Рыбалку я забросил. Я поедал книгу за книгой, с чаем в руке, с бутербродом, в предбаннике, в туалете, в саду, как будто боялся, что не успею прочитать всё это. Я не спал. За месяц я осилил обе полки. Я поедал одну книгу в два дня, при этом старательно зубрил всё важное. И ещё за три недели перечитал всё сызнова, чтобы закрепить. И хотел перечитать ещё раз. Между тем мне приходилось прерываться, например, чтобы сходить в магазин. Ребята отвыкли от меня, снова осмелели, бросали в меня камнями, когда видели на улице, причем кидание камнями сопровождалось оскорблениями: «Татарин, маймулка, убирайся!» Я выглядел неприглядно. Тощий, с мешками под глазами.
Бабушке было не до меня. Как раз в те дни, когда я ещё только увлёкся чтением, к нам приехала подруга дяди с двумя маленькими детьми. Одному не было и года, а второму, всего лишь три. Дядя почему-то не желал возвращаться с пастбища, чтобы встретиться с подругой и своими детьми. А подруга всё ждала. В доме стало неспокойно. Тётя Эльвира ходила в трусах, когда бабушки не было дома. В этом смысле она мне нравилась. Помимо меня она ещё нравилась деду, и это было заметно по вечерам, во время ужина: дед распалялся и затевал какой-нибудь интересный разговор. Тётя Эльвира в свою очередь буквально поедала деда глазами.
Тётя Эльвира была суровой матерью. Когда бабушки не было в доме, влетало обоим её сыновьям. Когда Ренат плакал, мать поднимала его, как обезьяну, за руку и швыряла куда-нибудь в угол. И поскольку он был ещё несформировавшимся неокрепшим младенцем, рука его однажды сломалась и кость вышла наружу. Я зачем-то тогда заглянул в дом и видел, как это произошло. На вопль моего братика вбежала бабушка, увидела кровь, кость, подошла к тёте Эльвире и сказала: «Ещё раз, когда-нибудь и я тебя убью». Выгнать тётю Эльвиру бабушке было нельзя, и оставаться с ней в одном доме было невыносимо. В тот день я впервые услышал слово «неизбежно» и вспомнил первый день в первом классе, а ещё я подумал о моих братиках, но додумывать не стал и сразу же постарался забыть об этом. Это событие произошло как раз тогда, когда я хотел в третий раз перечитать мою «психологию». Тётя Эльвира была вынуждена уехать с Ренаткой в больницу на пару недель. Дома стало спокойнее. Вдруг объявился дядя.
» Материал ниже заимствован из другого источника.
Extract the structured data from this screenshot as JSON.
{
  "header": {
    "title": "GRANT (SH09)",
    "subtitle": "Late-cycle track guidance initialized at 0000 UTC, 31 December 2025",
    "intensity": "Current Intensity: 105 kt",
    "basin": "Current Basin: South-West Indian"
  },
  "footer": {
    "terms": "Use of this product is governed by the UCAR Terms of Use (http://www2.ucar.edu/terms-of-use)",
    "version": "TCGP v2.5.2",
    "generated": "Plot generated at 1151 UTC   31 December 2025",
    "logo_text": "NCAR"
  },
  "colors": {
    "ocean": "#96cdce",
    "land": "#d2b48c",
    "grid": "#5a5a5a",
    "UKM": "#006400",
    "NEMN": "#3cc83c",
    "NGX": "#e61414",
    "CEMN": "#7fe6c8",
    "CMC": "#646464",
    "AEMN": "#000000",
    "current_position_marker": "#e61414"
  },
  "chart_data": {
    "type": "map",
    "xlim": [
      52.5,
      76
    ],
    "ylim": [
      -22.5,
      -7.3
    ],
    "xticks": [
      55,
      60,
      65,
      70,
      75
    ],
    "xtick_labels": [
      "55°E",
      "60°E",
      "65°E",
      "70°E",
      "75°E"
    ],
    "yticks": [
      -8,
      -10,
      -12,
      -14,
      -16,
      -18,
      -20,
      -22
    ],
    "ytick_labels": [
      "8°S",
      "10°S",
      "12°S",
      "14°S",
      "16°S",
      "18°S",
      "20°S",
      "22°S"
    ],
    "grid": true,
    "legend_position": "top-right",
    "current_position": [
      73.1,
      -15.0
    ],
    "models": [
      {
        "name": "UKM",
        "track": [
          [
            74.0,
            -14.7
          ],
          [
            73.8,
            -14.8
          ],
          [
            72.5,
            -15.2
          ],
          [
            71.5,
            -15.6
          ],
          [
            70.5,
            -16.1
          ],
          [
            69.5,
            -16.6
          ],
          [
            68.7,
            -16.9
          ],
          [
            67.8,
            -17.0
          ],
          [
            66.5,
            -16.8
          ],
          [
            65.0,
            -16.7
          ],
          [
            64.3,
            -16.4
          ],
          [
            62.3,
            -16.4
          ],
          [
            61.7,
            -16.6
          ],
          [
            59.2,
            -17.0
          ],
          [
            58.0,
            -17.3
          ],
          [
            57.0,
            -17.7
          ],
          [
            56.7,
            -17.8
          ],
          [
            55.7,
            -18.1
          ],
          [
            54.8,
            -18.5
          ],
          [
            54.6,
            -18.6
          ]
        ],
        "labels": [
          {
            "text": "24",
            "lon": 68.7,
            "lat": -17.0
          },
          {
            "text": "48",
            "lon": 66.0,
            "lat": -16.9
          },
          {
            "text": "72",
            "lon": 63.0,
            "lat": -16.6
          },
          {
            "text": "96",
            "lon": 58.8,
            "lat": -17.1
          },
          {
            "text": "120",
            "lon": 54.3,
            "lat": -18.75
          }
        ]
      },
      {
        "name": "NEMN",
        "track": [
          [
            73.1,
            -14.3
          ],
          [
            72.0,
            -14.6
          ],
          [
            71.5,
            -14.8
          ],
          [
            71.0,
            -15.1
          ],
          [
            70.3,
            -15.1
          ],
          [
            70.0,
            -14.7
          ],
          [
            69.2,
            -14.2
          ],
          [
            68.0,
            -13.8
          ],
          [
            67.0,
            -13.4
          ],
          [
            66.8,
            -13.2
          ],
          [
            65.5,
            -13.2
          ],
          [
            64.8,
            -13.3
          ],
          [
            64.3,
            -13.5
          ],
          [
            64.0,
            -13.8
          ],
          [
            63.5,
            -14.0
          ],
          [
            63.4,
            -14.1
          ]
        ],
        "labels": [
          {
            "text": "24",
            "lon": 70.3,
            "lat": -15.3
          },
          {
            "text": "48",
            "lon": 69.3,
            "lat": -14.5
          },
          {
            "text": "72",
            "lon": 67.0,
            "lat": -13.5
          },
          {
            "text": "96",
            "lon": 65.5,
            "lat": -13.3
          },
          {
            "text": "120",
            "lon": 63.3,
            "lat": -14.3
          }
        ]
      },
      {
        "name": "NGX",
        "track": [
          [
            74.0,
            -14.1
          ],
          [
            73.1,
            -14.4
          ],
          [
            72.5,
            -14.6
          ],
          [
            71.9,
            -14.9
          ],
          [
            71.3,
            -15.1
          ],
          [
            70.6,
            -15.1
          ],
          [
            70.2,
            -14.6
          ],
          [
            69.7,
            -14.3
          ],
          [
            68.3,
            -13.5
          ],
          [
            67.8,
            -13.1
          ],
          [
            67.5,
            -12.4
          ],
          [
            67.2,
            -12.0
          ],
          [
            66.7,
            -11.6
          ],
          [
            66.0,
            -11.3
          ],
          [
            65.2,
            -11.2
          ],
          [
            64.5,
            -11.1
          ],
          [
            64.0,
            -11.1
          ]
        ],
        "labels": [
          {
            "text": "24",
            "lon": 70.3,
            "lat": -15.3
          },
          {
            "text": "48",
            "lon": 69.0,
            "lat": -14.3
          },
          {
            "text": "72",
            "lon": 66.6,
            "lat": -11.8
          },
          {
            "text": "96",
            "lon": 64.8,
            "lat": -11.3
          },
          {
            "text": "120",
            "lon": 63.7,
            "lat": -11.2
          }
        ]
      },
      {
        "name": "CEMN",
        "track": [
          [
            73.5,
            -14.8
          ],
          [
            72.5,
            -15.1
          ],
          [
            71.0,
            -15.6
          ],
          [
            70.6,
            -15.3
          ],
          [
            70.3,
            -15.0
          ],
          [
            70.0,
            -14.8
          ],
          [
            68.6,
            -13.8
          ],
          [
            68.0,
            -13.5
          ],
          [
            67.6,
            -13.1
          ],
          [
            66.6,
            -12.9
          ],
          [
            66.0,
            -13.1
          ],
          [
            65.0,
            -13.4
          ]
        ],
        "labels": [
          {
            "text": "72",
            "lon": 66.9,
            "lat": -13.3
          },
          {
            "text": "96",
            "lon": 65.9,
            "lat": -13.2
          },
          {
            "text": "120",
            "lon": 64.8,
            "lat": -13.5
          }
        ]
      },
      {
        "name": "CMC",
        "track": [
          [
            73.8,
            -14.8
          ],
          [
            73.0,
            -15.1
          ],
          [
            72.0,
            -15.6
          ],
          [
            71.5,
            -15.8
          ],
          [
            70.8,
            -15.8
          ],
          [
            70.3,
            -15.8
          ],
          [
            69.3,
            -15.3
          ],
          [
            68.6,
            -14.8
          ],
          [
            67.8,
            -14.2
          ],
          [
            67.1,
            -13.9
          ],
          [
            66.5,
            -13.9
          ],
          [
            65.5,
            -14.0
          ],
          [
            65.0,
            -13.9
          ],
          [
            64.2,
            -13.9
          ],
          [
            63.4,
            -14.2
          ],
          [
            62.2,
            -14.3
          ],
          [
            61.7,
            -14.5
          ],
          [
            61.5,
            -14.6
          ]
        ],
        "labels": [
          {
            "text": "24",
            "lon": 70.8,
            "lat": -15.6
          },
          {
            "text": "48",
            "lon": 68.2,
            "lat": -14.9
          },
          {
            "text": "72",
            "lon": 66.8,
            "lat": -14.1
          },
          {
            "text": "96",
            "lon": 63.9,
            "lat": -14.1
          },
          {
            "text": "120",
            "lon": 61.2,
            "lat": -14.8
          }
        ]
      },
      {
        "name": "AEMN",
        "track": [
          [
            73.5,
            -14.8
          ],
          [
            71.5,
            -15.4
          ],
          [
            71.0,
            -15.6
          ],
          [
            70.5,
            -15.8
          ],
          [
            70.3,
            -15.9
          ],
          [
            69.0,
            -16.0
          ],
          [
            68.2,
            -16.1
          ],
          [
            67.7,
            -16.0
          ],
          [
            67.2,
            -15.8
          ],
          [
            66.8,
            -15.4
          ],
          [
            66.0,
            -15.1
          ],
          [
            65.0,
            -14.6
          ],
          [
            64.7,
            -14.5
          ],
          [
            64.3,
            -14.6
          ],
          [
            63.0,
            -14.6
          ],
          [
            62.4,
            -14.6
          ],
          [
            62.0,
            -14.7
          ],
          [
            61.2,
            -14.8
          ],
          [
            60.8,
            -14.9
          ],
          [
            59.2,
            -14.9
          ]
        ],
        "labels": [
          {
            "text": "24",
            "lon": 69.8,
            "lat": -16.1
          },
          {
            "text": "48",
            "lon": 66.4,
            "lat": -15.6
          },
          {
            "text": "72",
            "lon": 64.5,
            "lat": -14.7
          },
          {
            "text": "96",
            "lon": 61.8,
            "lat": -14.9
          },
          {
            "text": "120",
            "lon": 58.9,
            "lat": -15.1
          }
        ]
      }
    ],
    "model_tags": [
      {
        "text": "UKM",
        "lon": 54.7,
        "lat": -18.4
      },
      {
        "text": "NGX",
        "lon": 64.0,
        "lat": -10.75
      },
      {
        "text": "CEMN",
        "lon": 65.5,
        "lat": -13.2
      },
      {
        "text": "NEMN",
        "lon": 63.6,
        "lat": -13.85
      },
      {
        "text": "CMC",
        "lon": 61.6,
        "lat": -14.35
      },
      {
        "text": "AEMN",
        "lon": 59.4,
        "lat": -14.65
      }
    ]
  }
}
Два дня он уделил время оставшемуся дома старшему сыну, а потом засобирался обратно. Бабушка настояла, чтобы дядя забрал меня с собой, в леса, на природу.
Школа одиночества…
Добирались мы на стареньком мотоцикле, сквозь лес, по едва виднеющейся просёлочной колее. Чем дальше мы ехали, тем выше, тенистее и дремучее становился лес. Пастбище простиралось вдоль реки на полтора километра, по нему вяло бродили рассеянные коровы, среди них издалека я приметил пса. Загон располагался почти у берега, за ним зеленел луг с высокой травой. Сарайчик пастуха стоял на берегу. Возле сарайчика стояли палатки, сновали какие-то дяди, тёти, что-то варили в ведре на костре, купались, рыбачили, и когда мы подъехали, дядя торжественно пошутил: «Вот мой город солнца!» Они веселились каждый день, вечер, ночь, пели под гитару, выпивали. Меня поили чаем из смородины, приготовленным на костре. Дядя мой был особенный красавец — жгучий. Он виртуозно играл на гитаре, рояле, гармони и на других инструментах, и, видимо, в связи с этим каждый вечер уходил в сарайчик не с той, с которой проводил предыдущий. Им было хорошо. И мне тоже. Я был предоставлен самому себе, но при этом всегда был сыт, сух и чист. Девушки искренне и ненавязчиво обо мне заботились. И если мне захотелось бы поболтать, немедленно и непременно я оказался бы в центре всеобщего внимания. Но я был занят своими делами. То искал красивых жучков в куче навоза на опушке рощи, переходящей в густой лес. То рыбачил или купался. То собирал травы, ягоды и грибы. Всего было вдосталь. Иногда старая сука, шотландский колли по кличке Вега, молчаливо бродила за мной по пятам, не вмешиваясь в мои дела.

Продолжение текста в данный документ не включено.